In the year 1778, and afterwards, until the preliminaries of peace were signed, the members of Congress varied yearly in point of talents and exertions in favor of the revolution. They seemed to be considerably governed by the prospects before them, as they were promising or the contrary; however, a great majority were staunch whigs at all times.
Whatever may be the fate of our government in the United States, I decidedly think with you, for the reason you assign, that a democratic form in France, in the present age, was preposterous. I entertain the same opinion of the Spanish provinces in South America. The form established last year by the Cortes of Spain is admirably adapted to the state of civilization in the peninsula.
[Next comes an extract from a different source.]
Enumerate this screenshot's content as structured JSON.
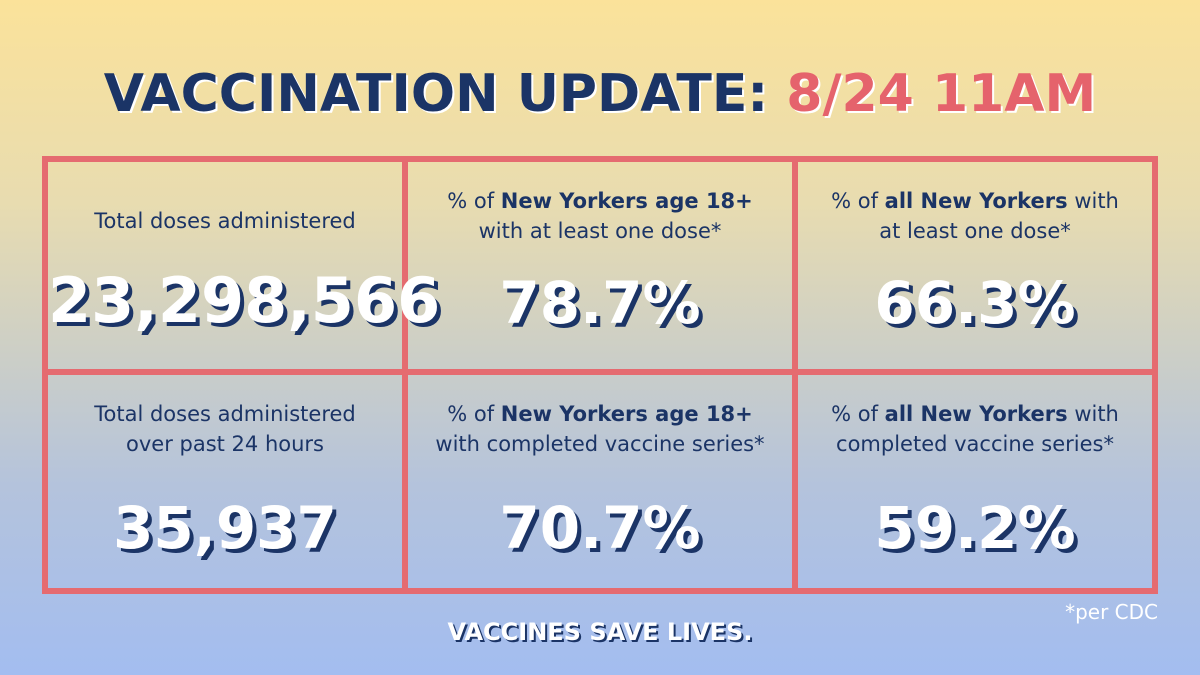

It is a capital performance, but will be attacked and resisted by the inquisitors, Jesuits, monks, and all the bigots and petty tyrants.
It does not seem to me, that either of your successors enjoys more ease than your predecessor. Mr. Madison has paid too great a deference to the recommendations to office by low and designing men, who stood very much in need of recommendations themselves, though excellent democrats, if they were to be credited. Mr. Jefferson split on the same rock. Many of their appointments have been exceedingly improper. Though General Washington conferred offices on some tories, yet they were capable, and only undeserving.
My paper is drawing to a close; so is my life. I am now in my eightieth year, therefore more than a year older than you. Had you not noticed the quiveration of your hand (an expressive word, though newly used) I should not have discovered it; mine quivers very much when feverish, or agitated by severe exercise; my eyes grow dimmer, my hearing duller, and I have other symptoms of age; but why repeat grievances that cannot be redressed? May you not only continue to enjoy, but increase your health and otium cum dignitate with every other blessing.